Sunday, June 1, 2008

cash dilemma

Last night I went to the fundraiser at the synagogue, a formal dinner and dance where the participants were a sight to behold as impressive as the stars at any red-carpet Hollywood event. I would not usually be interested in or attracted by this sort of hoopla, as I am not particularly impressed by money. But two people at the synagogue whom I respect were being honored by the event, so I arranged to volunteer, and naively assumed that I would therefore be permitted to take part in it, like anyone else, in exchange for my labor. The one uncomfortable difference was that I was not going to be permitted to sit at the table to eat with my friends from the choir, and had to eat dinner with the other volunteers in a separate room.
As it turned out, however, I was not going to be allowed to enter the gala at all, even just to hear the honorees' speeches.
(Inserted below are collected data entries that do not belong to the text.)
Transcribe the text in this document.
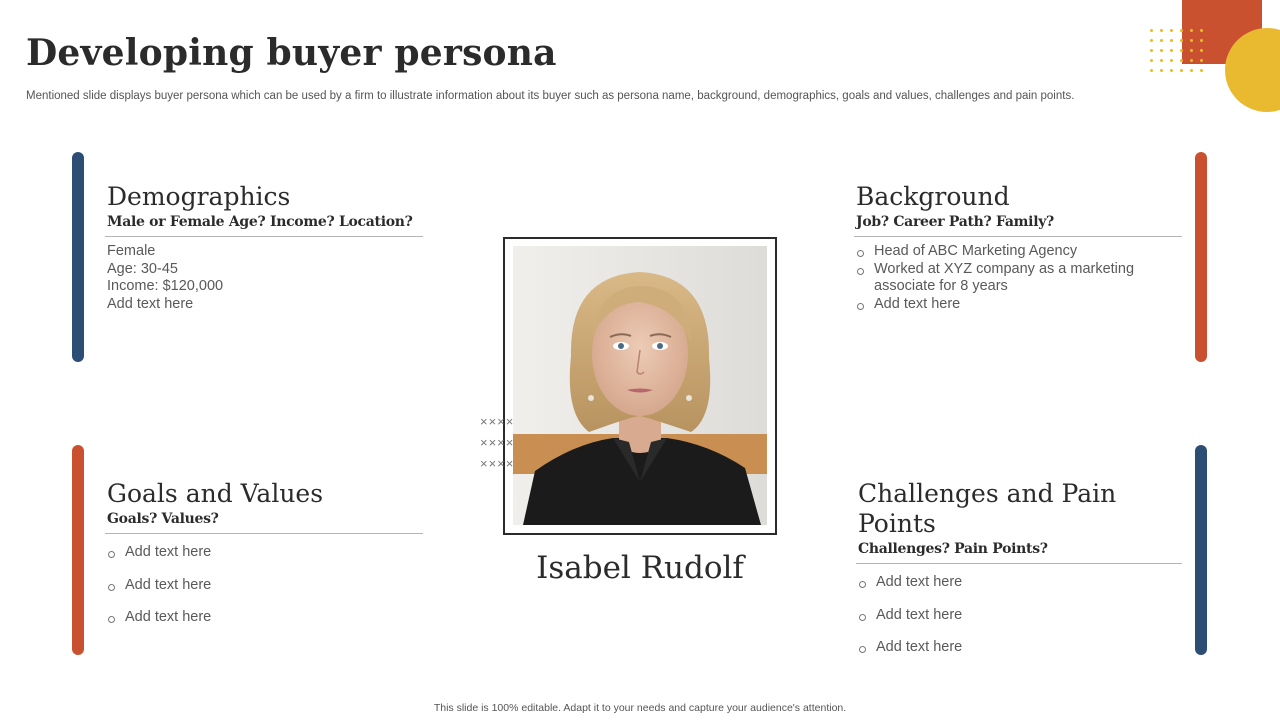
Developing buyer persona

Mentioned slide displays buyer persona which can be used by a firm to illustrate information about its buyer such as persona name, background, demographics, goals and values, challenges and pain points.

Demographics
Male or Female Age? Income? Location?
Female
Age: 30-45
Income: $120,000
Add text here
Background
Job? Career Path? Family?
Head of ABC Marketing Agency
Worked at XYZ company as a marketing associate for 8 years
Add text here
Goals and Values
Goals? Values?
Add text here
Add text here
Add text here
Challenges and Pain Points
Challenges? Pain Points?
Add text here
Add text here
Add text here
××××
××××
××××
Isabel Rudolf
This slide is 100% editable. Adapt it to your needs and capture your audience's attention.
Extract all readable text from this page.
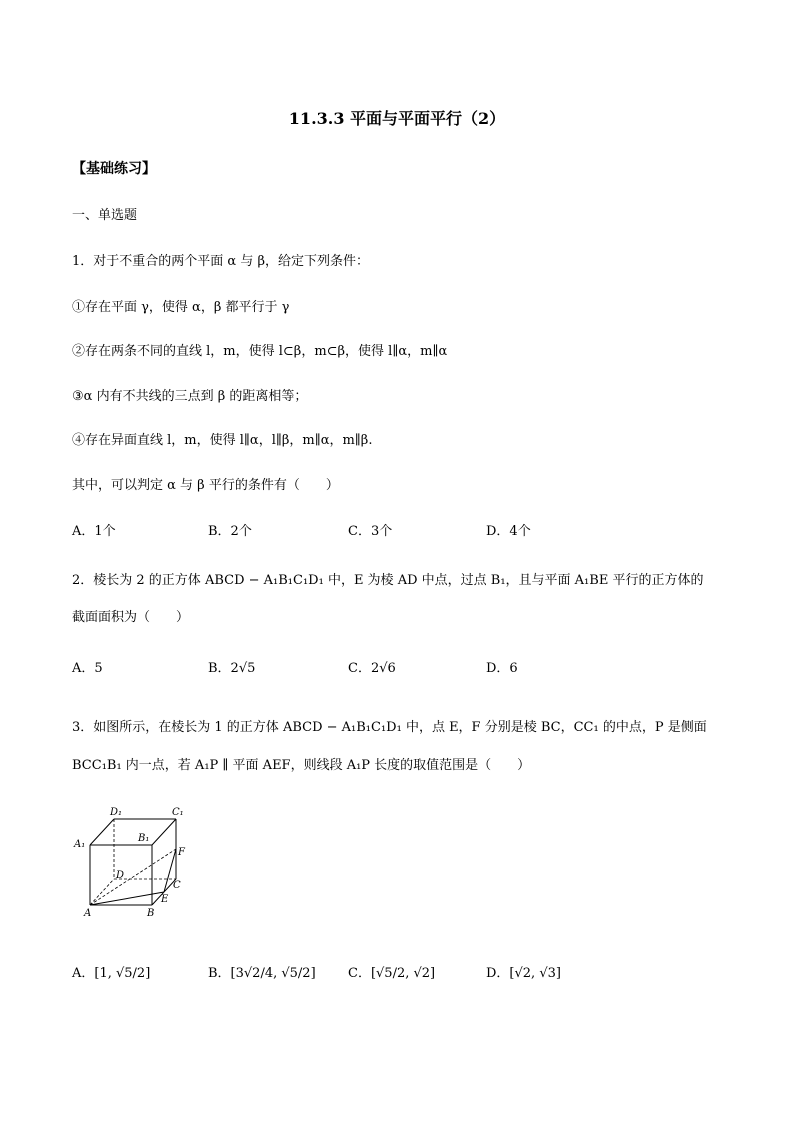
11.3.3 平面与平面平行（2）
【基础练习】
一、单选题
1．对于不重合的两个平面 α 与 β，给定下列条件：
①存在平面 γ，使得 α，β 都平行于 γ
②存在两条不同的直线 l，m，使得 l⊂β，m⊂β，使得 l∥α，m∥α
③α 内有不共线的三点到 β 的距离相等；
④存在异面直线 l，m，使得 l∥α，l∥β，m∥α，m∥β.
其中，可以判定 α 与 β 平行的条件有（　　）
A．1个	B．2个	C．3个	D．4个
2．棱长为 2 的正方体 ABCD − A₁B₁C₁D₁ 中，E 为棱 AD 中点，过点 B₁，且与平面 A₁BE 平行的正方体的
截面面积为（　　）
A．5	B．2√5	C．2√6	D．6
3．如图所示，在棱长为 1 的正方体 ABCD − A₁B₁C₁D₁ 中，点 E，F 分别是棱 BC，CC₁ 的中点，P 是侧面
BCC₁B₁ 内一点，若 A₁P ∥ 平面 AEF，则线段 A₁P 长度的取值范围是（　　）
D₁	C₁
B₁
A₁
F
D
C
E
A	B
A．[1, √5/2]	B．[3√2/4, √5/2] C．[√5/2, √2]	D．[√2, √3]
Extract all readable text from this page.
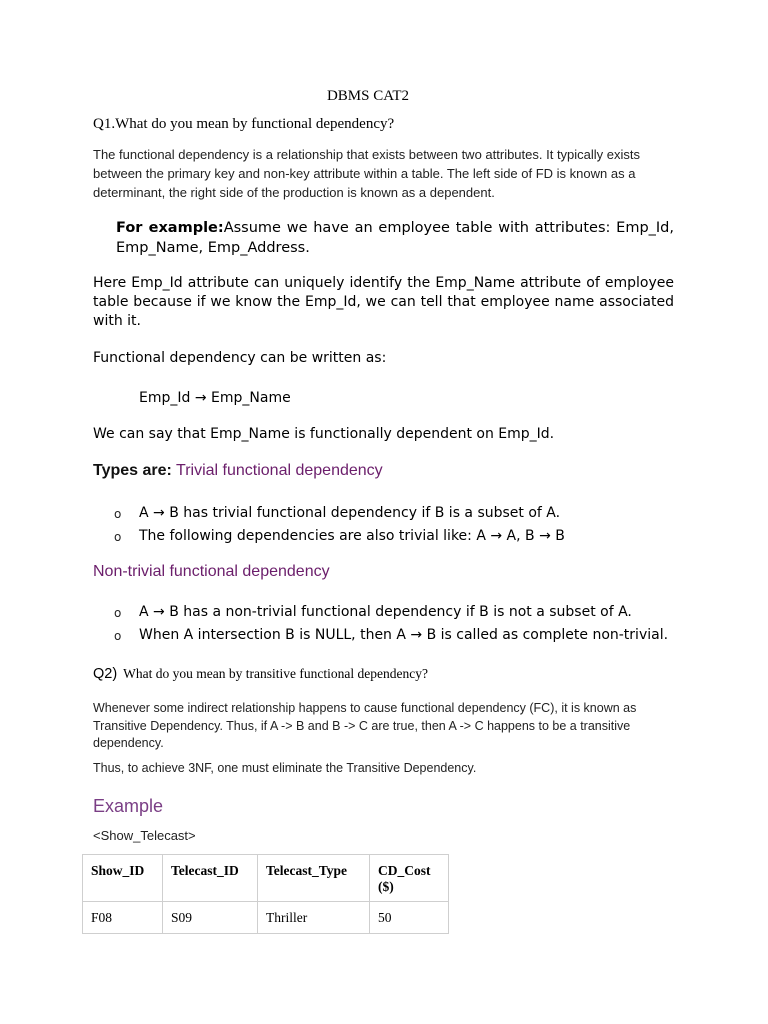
DBMS CAT2
Q1.What do you mean by functional dependency?
The functional dependency is a relationship that exists between two attributes. It typically exists between the primary key and non-key attribute within a table. The left side of FD is known as a determinant, the right side of the production is known as a dependent.
For example:Assume we have an employee table with attributes: Emp_Id, Emp_Name, Emp_Address.
Here Emp_Id attribute can uniquely identify the Emp_Name attribute of employee table because if we know the Emp_Id, we can tell that employee name associated with it.
Functional dependency can be written as:
Emp_Id → Emp_Name
We can say that Emp_Name is functionally dependent on Emp_Id.
Types are: Trivial functional dependency
o A → B has trivial functional dependency if B is a subset of A.
o The following dependencies are also trivial like: A → A, B → B
Non-trivial functional dependency
o A → B has a non-trivial functional dependency if B is not a subset of A.
o When A intersection B is NULL, then A → B is called as complete non-trivial.
Q2) What do you mean by transitive functional dependency?
Whenever some indirect relationship happens to cause functional dependency (FC), it is known as Transitive Dependency. Thus, if A -> B and B -> C are true, then A -> C happens to be a transitive dependency.
Thus, to achieve 3NF, one must eliminate the Transitive Dependency.
Example
<Show_Telecast>
Show_ID	Telecast_ID	Telecast_Type	CD_Cost ($)
F08	S09	Thriller	50
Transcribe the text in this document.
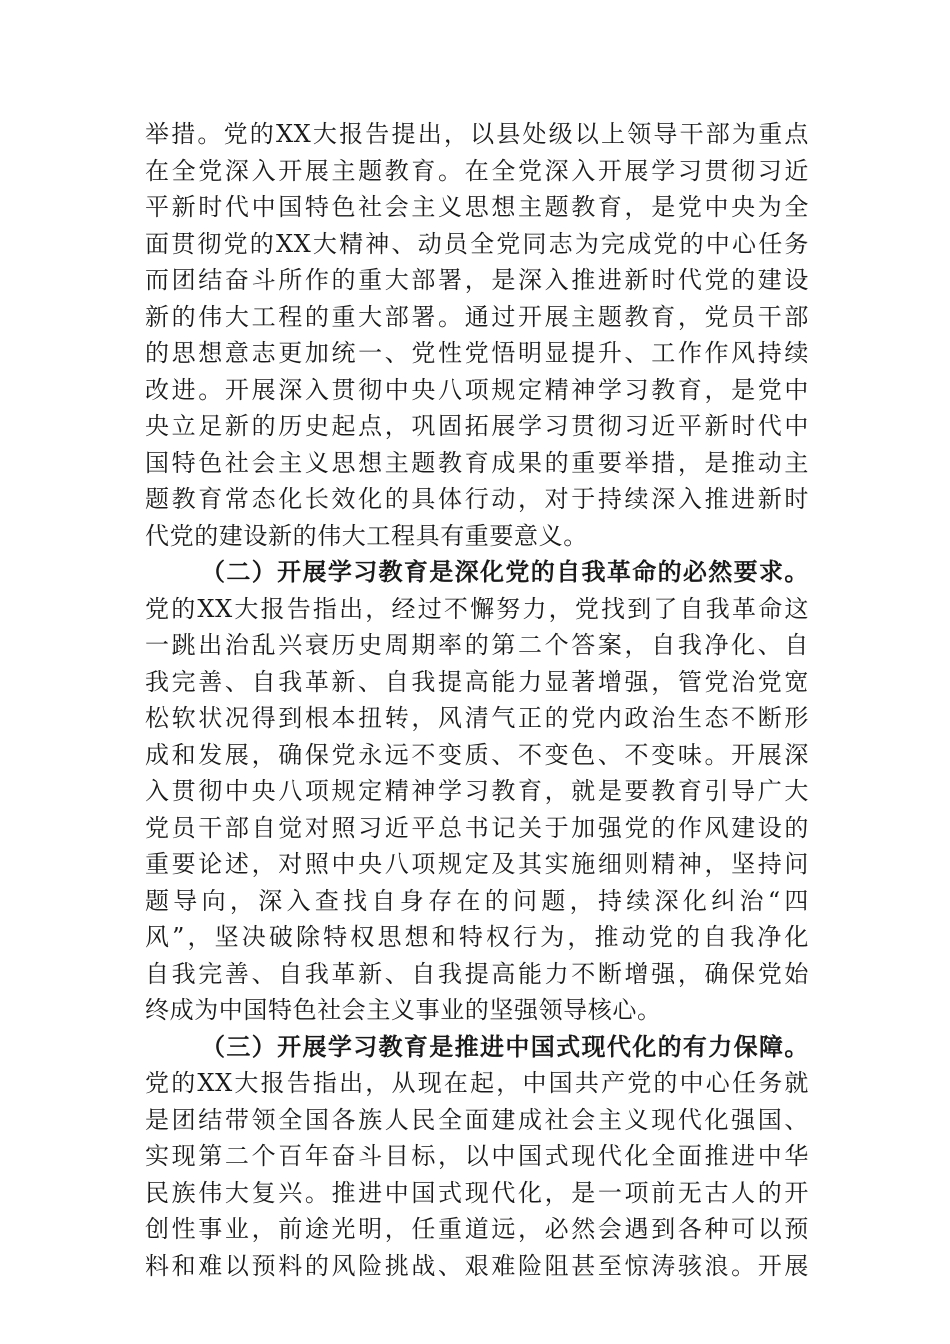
举措。党的XX大报告提出，以县处级以上领导干部为重点
在全党深入开展主题教育。在全党深入开展学习贯彻习近
平新时代中国特色社会主义思想主题教育，是党中央为全
面贯彻党的XX大精神、动员全党同志为完成党的中心任务
而团结奋斗所作的重大部署，是深入推进新时代党的建设
新的伟大工程的重大部署。通过开展主题教育，党员干部
的思想意志更加统一、党性党悟明显提升、工作作风持续
改进。开展深入贯彻中央八项规定精神学习教育，是党中
央立足新的历史起点，巩固拓展学习贯彻习近平新时代中
国特色社会主义思想主题教育成果的重要举措，是推动主
题教育常态化长效化的具体行动，对于持续深入推进新时
代党的建设新的伟大工程具有重要意义。
（二）开展学习教育是深化党的自我革命的必然要求。
党的XX大报告指出，经过不懈努力，党找到了自我革命这
一跳出治乱兴衰历史周期率的第二个答案，自我净化、自
我完善、自我革新、自我提高能力显著增强，管党治党宽
松软状况得到根本扭转，风清气正的党内政治生态不断形
成和发展，确保党永远不变质、不变色、不变味。开展深
入贯彻中央八项规定精神学习教育，就是要教育引导广大
党员干部自觉对照习近平总书记关于加强党的作风建设的
重要论述，对照中央八项规定及其实施细则精神，坚持问
题导向，深入查找自身存在的问题，持续深化纠治“四
风”，坚决破除特权思想和特权行为，推动党的自我净化
自我完善、自我革新、自我提高能力不断增强，确保党始
终成为中国特色社会主义事业的坚强领导核心。
（三）开展学习教育是推进中国式现代化的有力保障。
党的XX大报告指出，从现在起，中国共产党的中心任务就
是团结带领全国各族人民全面建成社会主义现代化强国、
实现第二个百年奋斗目标，以中国式现代化全面推进中华
民族伟大复兴。推进中国式现代化，是一项前无古人的开
创性事业，前途光明，任重道远，必然会遇到各种可以预
料和难以预料的风险挑战、艰难险阻甚至惊涛骇浪。开展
Even the help at the party (the paid help, I mean) hesitated before handing over the gingerale I ordered at the free bar, though he finally gave it to me, and to be fair, all the volunteers got champagne and rather forlorn appetizers.
I had chosen the volunteer route because I did not wish to go begging for a hand-out, and thought, as I said, that a work-exchange was the most sensible way to to do this. I held up my end of the bargain. It turned out that there was a lot to do at the party.
Whenever committees rule and no one person particularly is in charge, confusion tends to ensue. By the end of the evening I was one of the only volunteers left in the room, trying to catch all the loose ends, running after people in my heels (luckily, they were sensible, small heels, as befits my difficult feet) to hand them their receipts, being sure they were paid up for the fund-raising dinners and parties they had pledged to attend. But I ended up the evening at about 8:00 in a room with a dozen or so retired people and teenagers, munching stale sandwiches. None of them had assumed they were going to be allowed to enter that room. So what's wrong with me that I didn't understand that, that I resented it?
It simply seems wrong to me to create a subset of second-class citizens, workers who, it is understood by all (except me, apparently), are just not going to be the ones being feted and fussed over or doing the feting and fussing either. I would respectfully suggest that the synagogue brass rethink this system, though I clearly understand that it was a fundraising event, and that exhorbitant rents and morgages demand a constant flow of cash.
We are supposed to be a family, and, having been the poor relative for much of my life, I am not now interested in being a poor cousin in the organization, especially since I have chosen to work at a far less lucrative but no less important job than my brethren in the synagogue.
What if I had decided this year to run for a synagogue office on the Board? Would I then have been treated in the same way? If so, I would submit, there is something wrong with the system.
I have left synagogues before because I felt this divide. However, I have too many ties to leave this one now for the same reason.

2 comments:

Anonymous said...

OOH - that made the hair on neck stand up. Religious institutions are supposed to be doing the work of God - this is not "God like" - . I would be upset too.

Melanie

Robbi N. said...

I found it awful as well, but my compatriots at the synagogue don't seem to understand why I expected to be allowed in, given that this was a fundraiser, and I didn't have any funds to offer.